Norton appeared visibly angry during an television interview, during which she lobbed attacks at the legislature and Republicans for their behavior in the budget talks. “District residents are being treated as colonists of the Congress of the United States. We are absolutely outraged. This is the functional equivalent of bombing innocent civilians,” she said on WTTG-TV. [...]
Norton chastised Republicans for pushing for a policy rider to be included in a proposed stopgap spending measure that would prevent taxpayer funds from paying for abortions in D.C.
"It’s time that the District of Columbia told the Congress to go straight to hell," she said. Read on...
And Mayor Vincent Gray among others were arrested protesting the budget deal today -- Capitol Police arrest DC mayor at rally against budget deal:
Capitol Police arrested dozens of protesters conducting a rally on Capitol Hill against Washington, D.C.-related riders in the new 2011 budget deal.

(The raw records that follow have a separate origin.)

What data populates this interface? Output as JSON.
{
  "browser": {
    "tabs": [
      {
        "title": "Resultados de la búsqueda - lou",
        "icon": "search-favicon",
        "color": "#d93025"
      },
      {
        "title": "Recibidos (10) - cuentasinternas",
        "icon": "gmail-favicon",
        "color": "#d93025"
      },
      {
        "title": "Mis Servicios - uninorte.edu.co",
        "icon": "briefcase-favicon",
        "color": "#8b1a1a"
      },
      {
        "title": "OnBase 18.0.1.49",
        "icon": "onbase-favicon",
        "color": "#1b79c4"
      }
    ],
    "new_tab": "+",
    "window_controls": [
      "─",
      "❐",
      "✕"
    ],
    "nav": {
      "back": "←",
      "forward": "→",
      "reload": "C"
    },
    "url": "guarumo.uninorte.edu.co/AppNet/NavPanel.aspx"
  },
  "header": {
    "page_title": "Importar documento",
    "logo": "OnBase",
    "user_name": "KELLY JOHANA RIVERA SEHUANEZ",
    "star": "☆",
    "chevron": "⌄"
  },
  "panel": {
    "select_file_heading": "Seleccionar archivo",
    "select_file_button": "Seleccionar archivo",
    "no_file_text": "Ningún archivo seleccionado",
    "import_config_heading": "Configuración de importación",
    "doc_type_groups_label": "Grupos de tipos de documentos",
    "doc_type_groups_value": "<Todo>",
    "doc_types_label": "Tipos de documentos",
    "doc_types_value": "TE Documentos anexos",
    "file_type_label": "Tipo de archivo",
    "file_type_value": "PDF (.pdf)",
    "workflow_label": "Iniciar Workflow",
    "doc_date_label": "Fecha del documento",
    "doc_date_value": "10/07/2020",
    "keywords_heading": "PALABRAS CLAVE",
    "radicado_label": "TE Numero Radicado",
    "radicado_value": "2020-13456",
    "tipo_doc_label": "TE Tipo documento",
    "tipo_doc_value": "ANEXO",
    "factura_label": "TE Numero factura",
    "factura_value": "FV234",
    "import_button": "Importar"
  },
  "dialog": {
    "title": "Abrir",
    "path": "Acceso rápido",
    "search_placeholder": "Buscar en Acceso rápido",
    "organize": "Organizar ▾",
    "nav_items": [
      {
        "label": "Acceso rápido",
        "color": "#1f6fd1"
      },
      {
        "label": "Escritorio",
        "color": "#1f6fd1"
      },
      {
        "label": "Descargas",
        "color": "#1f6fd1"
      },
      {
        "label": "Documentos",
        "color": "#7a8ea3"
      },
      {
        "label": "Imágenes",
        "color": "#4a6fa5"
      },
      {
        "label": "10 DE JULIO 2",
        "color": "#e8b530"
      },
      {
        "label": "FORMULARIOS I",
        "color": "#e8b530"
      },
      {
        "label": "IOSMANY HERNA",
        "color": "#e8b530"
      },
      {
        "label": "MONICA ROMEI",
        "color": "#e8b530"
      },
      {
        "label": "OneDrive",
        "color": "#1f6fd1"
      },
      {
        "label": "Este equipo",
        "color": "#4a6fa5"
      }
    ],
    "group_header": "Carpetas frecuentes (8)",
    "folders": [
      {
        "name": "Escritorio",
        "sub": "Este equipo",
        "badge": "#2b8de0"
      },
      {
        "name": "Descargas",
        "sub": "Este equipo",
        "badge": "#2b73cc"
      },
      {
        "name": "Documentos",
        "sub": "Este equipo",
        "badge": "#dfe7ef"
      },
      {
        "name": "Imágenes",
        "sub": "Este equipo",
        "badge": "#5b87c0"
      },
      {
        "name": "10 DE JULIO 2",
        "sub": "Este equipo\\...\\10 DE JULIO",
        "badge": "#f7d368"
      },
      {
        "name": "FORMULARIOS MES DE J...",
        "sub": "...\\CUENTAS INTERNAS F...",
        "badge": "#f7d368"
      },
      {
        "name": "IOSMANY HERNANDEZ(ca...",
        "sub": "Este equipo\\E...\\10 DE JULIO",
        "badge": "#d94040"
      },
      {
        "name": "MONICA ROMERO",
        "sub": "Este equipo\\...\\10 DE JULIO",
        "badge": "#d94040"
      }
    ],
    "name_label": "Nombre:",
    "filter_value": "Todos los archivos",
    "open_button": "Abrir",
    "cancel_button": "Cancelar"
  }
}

Washington Mayor Vincent Gray, Council Chairman Kwame Brown, Ward 4 Councilwoman Muriel Bowser and Ward 6 Councilman Tommy Wells were among the 41 people who were arrested after protesters blocked Constitution Avenue. [...]
Organized by the voting-rights group DC Vote, the rally aimed to send a message to House Speaker John Boehner (R-Ohio), Senate Majority Leader Harry Reid (D-Nev.) and President Obama: Don’t “sacrifice” the rights of D.C. residents to get a deal on the budget.
“Clearly, both our opponents and friends think D.C. is weak,” the group said in a statement Monday. “Neither thinks we are strong enough to fight back against oppression.”
“We may not have legislative power, but we have the power of the people, and D.C. residents refuse to be treated like second-class citizens,” it added. “D.C. is not weak. Tonight, we are going to fight back.”